Les Etats-Unis n'ont pas de train à grande vitesse, ils ont gelé leur parc de centrales nucléaires et dépendent du Proche-Orient pour leur énergie, ils ont renoncé à l'avion supersonique, ils n'ont pas de système d'assurance-maladie universel. Mais il est vrai que leur produit intérieur brut par tête est de loin supérieur au nôtre. Le mot déclin ne leur est pas plus applicable qu'à la France. Et en vérité, tôt ou tard, ils finiront par comprendre que ce qui exprime le mieux la grandeur nationale c'est le bonheur du citoyen. Ils vont faire une partie du chemin qui les sépare du welfare européen et l'Europe, donc la France, fera elle aussi, tôt ou tard, une partie du chemin qui conduit à la liberté d'entreprendre.
Deux maux opposés
Les Etats-Unis et la France souffrent de deux maux opposés : les premiers n'ont pas encore intégré la compassion dans les relations sociales, la seconde ne cesse de raisonner en termes compassionnels, tant et si bien qu'elle n'a plus un euro à investir dans le bien-être populaire.
La France ne décline guère, elle souffre d'un secteur public hypertrophié qui limite l'investissement privé, et en définitive se retourne contre l'Etat-providence lui-même. Le monde nous envie aussi notre système de soins, sans savoir qu'il est en train de couler. Trois ou quatre grandes réformes, de l'Etat, des retraites, de l'enseignement et de la recherche universitaire, de la santé, feront de nous un pays exemplaire.

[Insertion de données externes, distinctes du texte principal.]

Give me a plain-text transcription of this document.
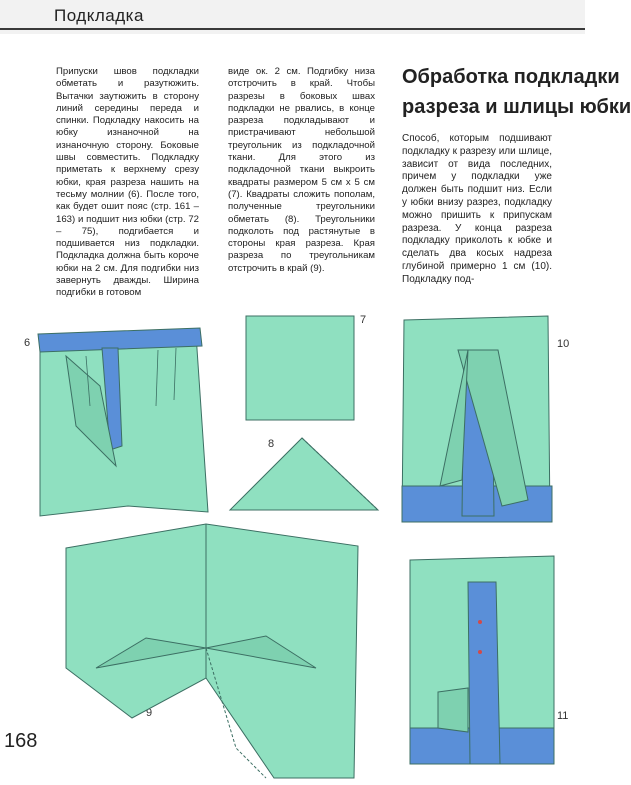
Подкладка
Припуски швов подкладки обметать и разутюжить. Вытачки заутюжить в сторону линий середины переда и спинки. Подкладку накосить на юбку изнаночной на изнаночную сторону. Боковые швы совместить. Подкладку приметать к верхнему срезу юбки, края разреза нашить на тесьму молнии (6). После того, как будет ошит пояс (стр. 161 –163) и подшит низ юбки (стр. 72 – 75), подгибается и подшивается низ подкладки. Подкладка должна быть короче юбки на 2 см. Для подгибки низ завернуть дважды. Ширина подгибки в готовом
виде ок. 2 см. Подгибку низа отстрочить в край. Чтобы разрезы в боковых швах подкладки не рвались, в конце разреза подкладывают и пристрачивают небольшой треугольник из подкладочной ткани. Для этого из подкладочной ткани выкроить квадраты размером 5 см x 5 см (7). Квадраты сложить пополам, полученные треугольники обметать (8). Треугольники подколоть под растянутые в стороны края разреза. Края разреза по треугольникам отстрочить в край (9).
Обработка подкладки
разреза и шлицы юбки
Способ, которым подшивают подкладку к разрезу или шлице, зависит от вида последних, причем у подкладки уже должен быть подшит низ. Если у юбки внизу разрез, подкладку можно пришить к припускам разреза. У конца разреза подкладку приколоть к юбке и сделать два косых надреза глубиной примерно 1 см (10). Подкладку под-
6
7
8
9
10
11
168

Etant entendu que, comme le prouve le succès d'Airbus, le destin français est surtout européen. Certes, quatre lignes sur les réformes ne montrent pas combien la tâche est difficile, ni comment toutes les forces sociales se coalisent pour les faire échouer. La tâche serait presque insurmontable, si l'on en juge par les hésitations du gouvernement. Mais la réforme est inévitable ; elle sera donc accomplie.
(1) « La France qui tombe », Ed. Perrin.